A 401k is a very popular retirement account that provides a variety of benefits to those that save and invest. Those that use their 401ks will be able to save for retirement with pre-tax dollars and could also take advantage of employer matches. When you are able to save using your 401k, you could end up accumulating a lot of money in your portfolio over time. If you do have access to a 401k, there are many things that you need to know and understand to ensure you are getting the most value out of it possible.
When you are looking to use your company’s 401k program, the most important thing that you need to understand is what your investment options are. In most situations, you will have a number of different funds and investment programs that you can choose from. You should carefully review each of these options to get a sense of what the investment goals are, what the investment track record is, and what the fee structure is. Based on this, you will have a better sense of which investment option you should choose.
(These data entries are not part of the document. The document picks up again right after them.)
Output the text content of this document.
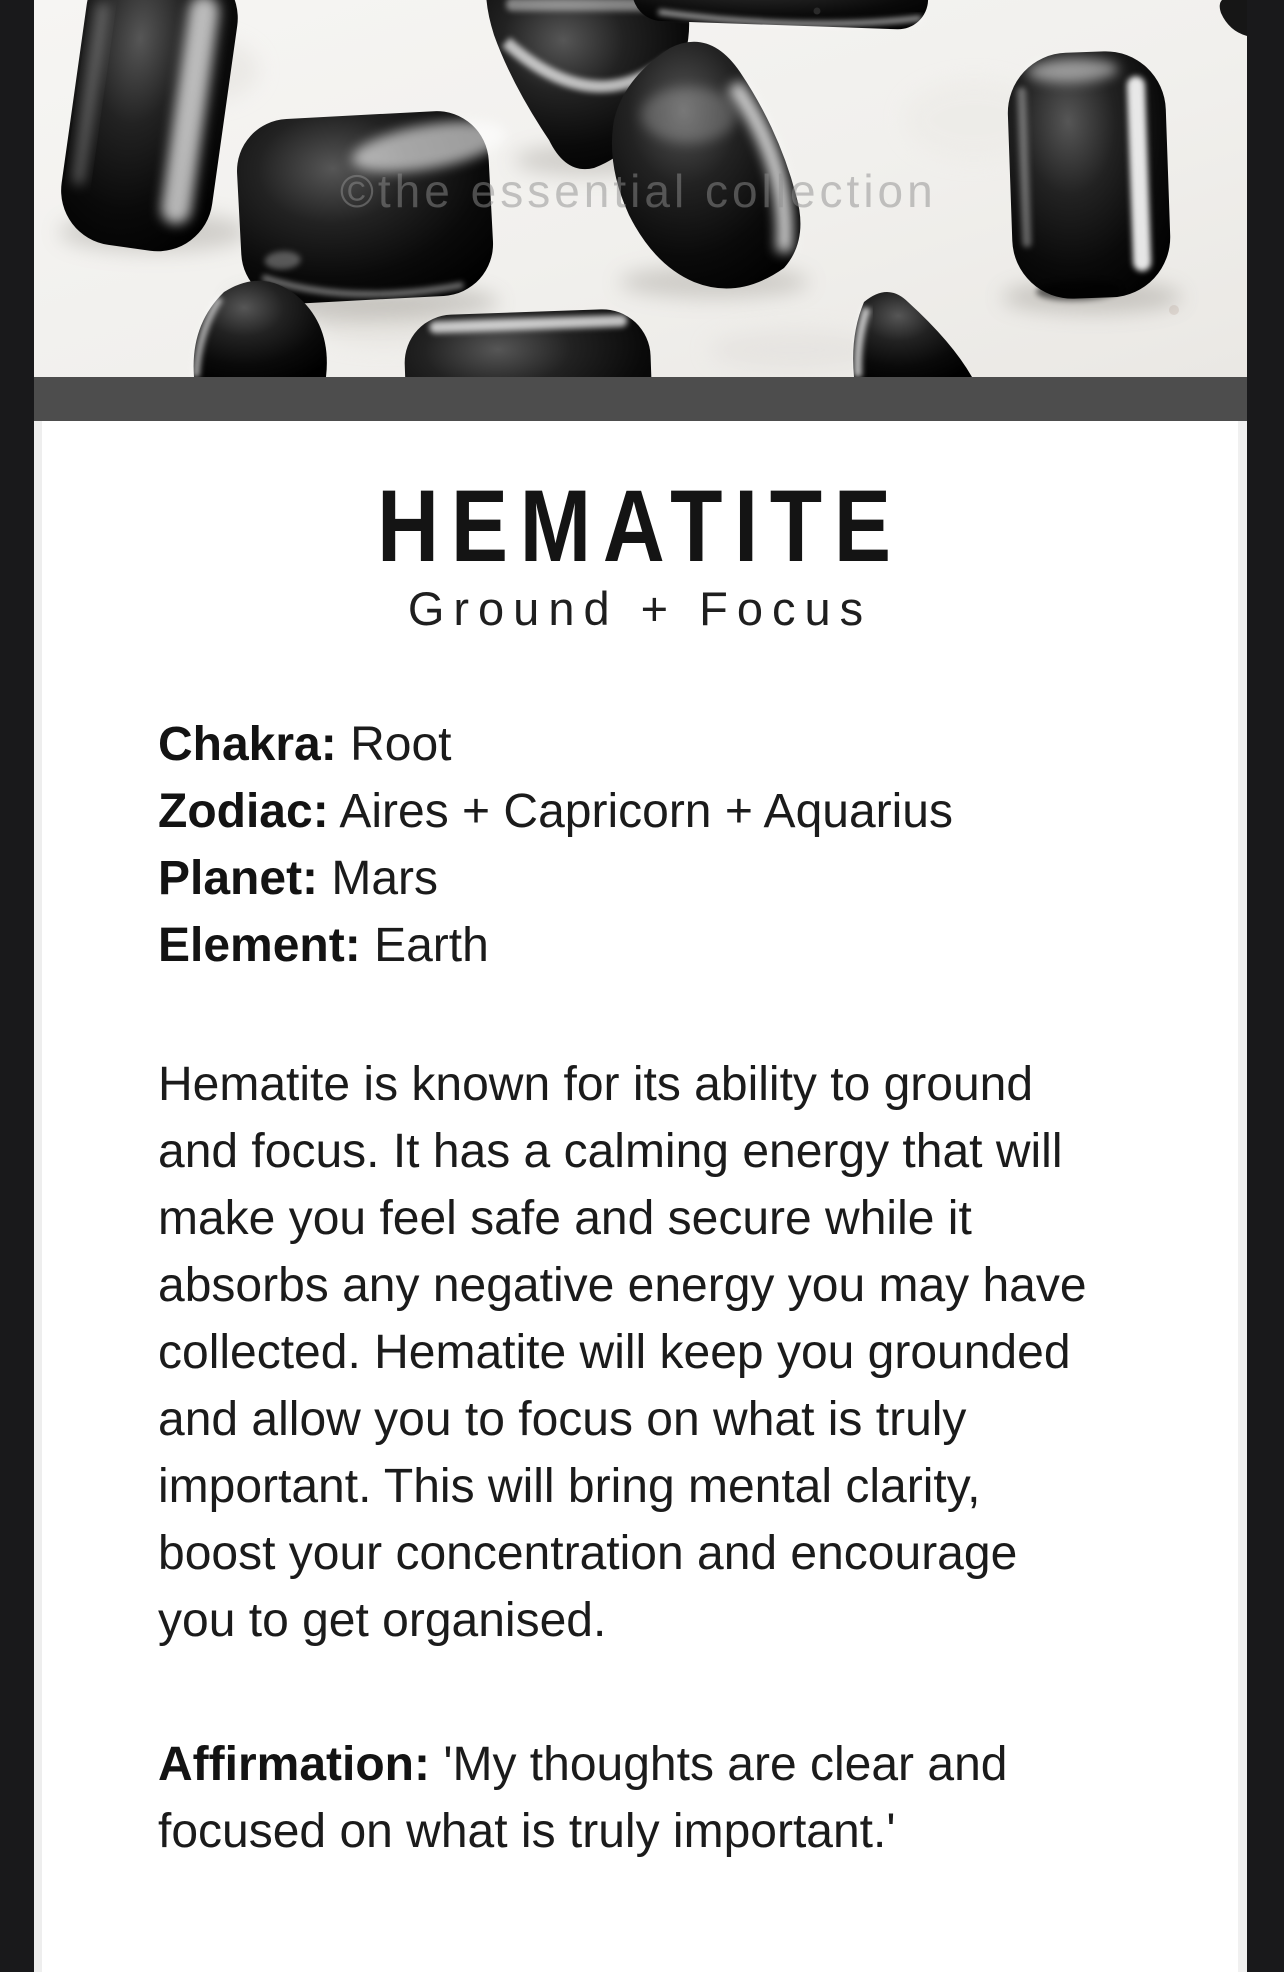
©the essential collection
HEMATITE

Ground + Focus

Chakra: Root

Zodiac: Aires + Capricorn + Aquarius

Planet: Mars

Element: Earth

Hematite is known for its ability to ground
and focus. It has a calming energy that will
make you feel safe and secure while it
absorbs any negative energy you may have
collected. Hematite will keep you grounded
and allow you to focus on what is truly
important. This will bring mental clarity,
boost your concentration and encourage
you to get organised.

Affirmation: 'My thoughts are clear and
focused on what is truly important.'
If you have a 401k through your employer, you may have access to an additional employer match. The amount of money that you will get through the match varies from one employer to the next. If it often at least a couple additional percentage of income that will be added to your 401k account each year. At a minimum, you should try to save enough money in the account to take advantage of this match.
If you do have a 401k match through work, you still may not qualify for it the day you receive it. Most companies will give you the money with each paycheck. However, you are often required to work for the company for a period of time before it vests and you are allowed to keep it. If you happen to quit your job you could end up losing all or a part of the employer match that you have received. However, you will get to keep all of which you saved.
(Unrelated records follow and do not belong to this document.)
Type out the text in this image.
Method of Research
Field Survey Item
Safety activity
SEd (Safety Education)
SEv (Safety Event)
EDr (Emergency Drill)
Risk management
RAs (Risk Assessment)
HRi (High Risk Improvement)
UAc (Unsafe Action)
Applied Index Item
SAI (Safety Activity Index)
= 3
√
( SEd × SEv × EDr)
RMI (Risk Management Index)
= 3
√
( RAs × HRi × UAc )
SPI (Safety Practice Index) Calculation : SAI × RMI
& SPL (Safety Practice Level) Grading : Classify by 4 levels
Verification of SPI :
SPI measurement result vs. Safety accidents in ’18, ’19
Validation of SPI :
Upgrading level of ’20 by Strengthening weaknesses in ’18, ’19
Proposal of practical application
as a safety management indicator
When you are preparing for retirement, you may want to try and save as much money as you possibly can. However, due to the tax benefits that one of these accounts provides, you may be limited to how much you can invest and save. For those that are under 50 years old, the maximum amount that can be saved each year is about $18,500. Those that are over 50 years of age can save another $5,000 each year. You may also be able to take advantage of other retirement account benefits including Roth 401ks, if they are available through your employer, or even IRAs if you want to be able to maximize your retirement savings.
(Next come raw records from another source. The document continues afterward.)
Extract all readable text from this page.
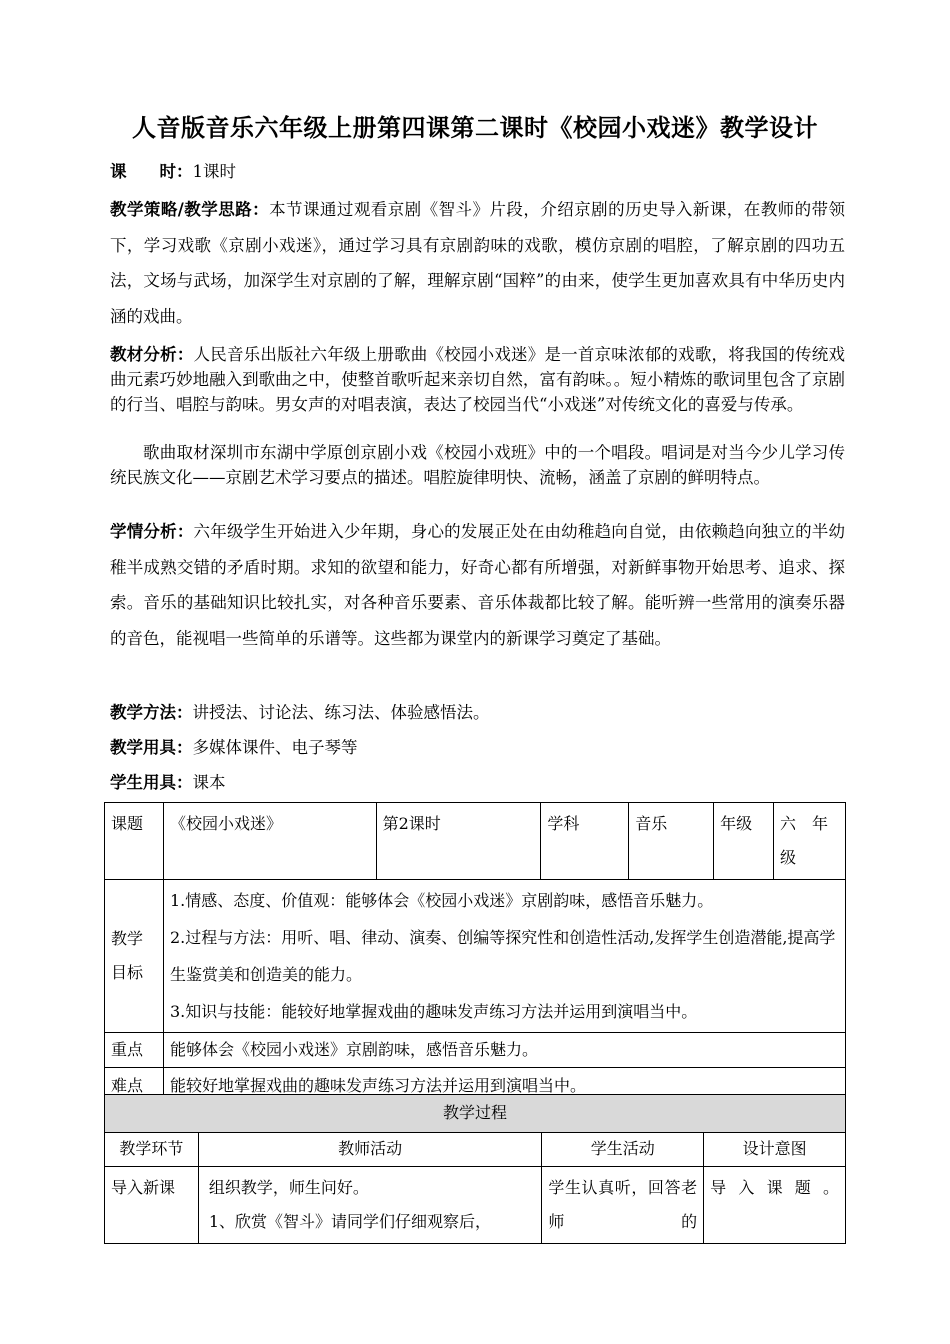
人音版音乐六年级上册第四课第二课时《校园小戏迷》教学设计

课　　时：1课时

教学策略/教学思路：本节课通过观看京剧《智斗》片段，介绍京剧的历史导入新课，在教师的带领下，学习戏歌《京剧小戏迷》，通过学习具有京剧韵味的戏歌，模仿京剧的唱腔，了解京剧的四功五法，文场与武场，加深学生对京剧的了解，理解京剧“国粹”的由来，使学生更加喜欢具有中华历史内涵的戏曲。

教材分析：人民音乐出版社六年级上册歌曲《校园小戏迷》是一首京味浓郁的戏歌，将我国的传统戏曲元素巧妙地融入到歌曲之中，使整首歌听起来亲切自然，富有韵味。。短小精炼的歌词里包含了京剧的行当、唱腔与韵味。男女声的对唱表演，表达了校园当代“小戏迷”对传统文化的喜爱与传承。

歌曲取材深圳市东湖中学原创京剧小戏《校园小戏班》中的一个唱段。唱词是对当今少儿学习传统民族文化——京剧艺术学习要点的描述。唱腔旋律明快、流畅，涵盖了京剧的鲜明特点。

学情分析：六年级学生开始进入少年期，身心的发展正处在由幼稚趋向自觉，由依赖趋向独立的半幼稚半成熟交错的矛盾时期。求知的欲望和能力，好奇心都有所增强，对新鲜事物开始思考、追求、探索。音乐的基础知识比较扎实，对各种音乐要素、音乐体裁都比较了解。能听辨一些常用的演奏乐器的音色，能视唱一些简单的乐谱等。这些都为课堂内的新课学习奠定了基础。

教学方法：讲授法、讨论法、练习法、体验感悟法。

教学用具：多媒体课件、电子琴等

学生用具：课本

课题	《校园小戏迷》	第2课时	学科	音乐	年级	六　年级

教学目标	1.情感、态度、价值观：能够体会《校园小戏迷》京剧韵味，感悟音乐魅力。

2.过程与方法：用听、唱、律动、演奏、创编等探究性和创造性活动,发挥学生创造潜能,提高学生鉴赏美和创造美的能力。

3.知识与技能：能较好地掌握戏曲的趣味发声练习方法并运用到演唱当中。					

重点	能够体会《校园小戏迷》京剧韵味，感悟音乐魅力。					
难点	能较好地掌握戏曲的趣味发声练习方法并运用到演唱当中。					
教学过程			
教学环节	教师活动	学生活动	设计意图
导入新课	组织教学，师生问好。
1、欣赏《智斗》请同学们仔细观察后，	学生认真听，回答老师的	导入课题。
While you will spend decades saving money in a 401k, there will come a time when you want to start taking money out of it. In general, you will not be able to start taking money out until you are at least 59.5 years old. However, if you are still working, you may want to avoid taking withdrawals until you are retired. Since the money that you will be taking out will be taxed and normalized income, you should also careful consider the tax implications of every withdrawal that you make. Also, you need to remember that you will be required to start taking withdrawals from your account when you are in your early 70s.
Other Withdrawal Options
While a 401k is designed to be used to save and prepare for retirement, you can still take money out of it at other times in your life. If you are dealing with a financial emergency, taking money out of your 401k may be the best option. Depending on the situation, you may be able to qualify for a hardship withdrawal. If you do not qualify for a hardship withdrawal, you will not only be taxed on the money taken out but you will also be hit with a 10% fee. Another option, which your employer may provide, is a 401k loan in which you borrow money from your account.